Solids for Babies

Prep workflow

How to make baby food at home

Kitchen flow

Start with a baby who is ready for solids and an ingredient that can be made smooth, mashed, or very soft. Wash hands, surfaces, utensils, and produce; cook foods that need cooking; adjust the texture and shape; portion a small serving; and store untouched extras promptly.

Check honey, salt, added sugar, juice, cow's milk as a drink, choking shapes, cooking temperature, and allergen context before treating a family food as baby food.

Step-by-step guide

  1. 1
    Confirm readiness first

    Use solids only when baby is developmentally ready, usually around 6 months, and ask a clinician about individual feeding concerns.

  2. 2
    Start with a clean setup

    Wash hands, surfaces, utensils, produce, trays, and containers before preparing or portioning baby food.

  3. 3
    Cook when the food needs it

    Cook meats, poultry, fish, egg, firm vegetables, grains, and legumes fully, then remove bones, tough skins, pits, seeds, shells, and hard parts.

  4. 4
    Set the texture

    Mash, puree, shred, mince, flatten, thin, or cook soft so the food matches baby's current skill and avoids round, hard, sticky, chewy, slippery, or dry shapes.

  5. 5
    Serve a small bowl

    Move a small portion into baby's bowl before feeding so the clean batch is not touched by baby's spoon or mouth.

  6. 6
    Label untouched extras

    Cover clean leftovers promptly, label the food and date, and use a fridge or freezer plan that fits the food type.

At-a-glance checks

Readiness

Age helps orient the plan, but posture, head control, interest, and swallowing signs still matter.

Texture

Smooth, mashed, lumpy, ground, finely chopped, or soft pieces should follow baby's skill.

Ingredients

Avoid honey before 12 months, limit added sugar and salt, and check drink rules separately.

Storage

Keep clean batch food separate from the serving bowl, then refrigerate or freeze promptly.
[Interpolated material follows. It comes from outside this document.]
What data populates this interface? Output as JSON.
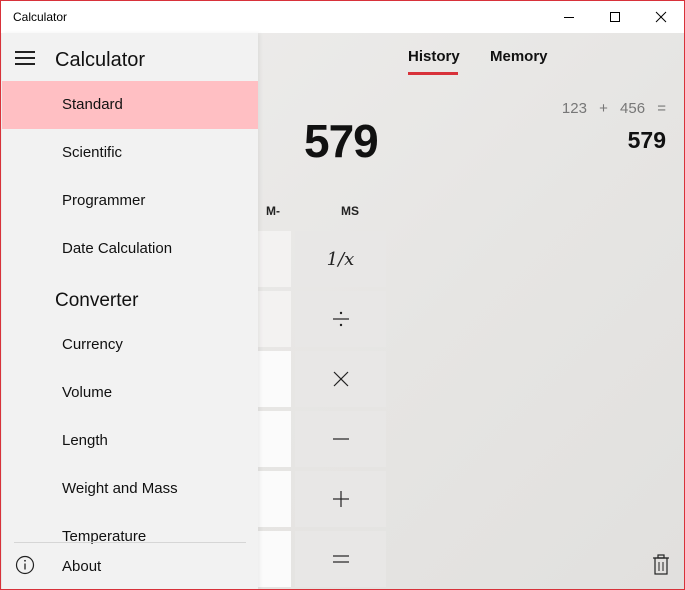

Baby-food prep mistakes to avoid

  • Blending a family meal before checking salt, honey, added sugar, choking shapes, and allergens.
  • Saving food from baby's serving bowl after it touched baby's spoon or mouth.
  • Serving dry meat, fish, grains, egg, bread, or legumes without adding moisture or changing the shape.
  • Skipping cooking-temperature checks for meat, poultry, fish, shellfish, or egg.
  • Making a large batch without labels, dates, or a plan for thawing and discarding leftovers.

Quick questions

Can I turn family food into baby food?

Sometimes, but only after checking the ingredients, salt, honey, added sugar, choking shapes, allergen context, cooking, and the texture baby can manage.

Do I need a complicated recipe?

No. Many first foods are one ingredient prepared simply. The important checks are readiness, texture, shape, cooking, storage, and supervision.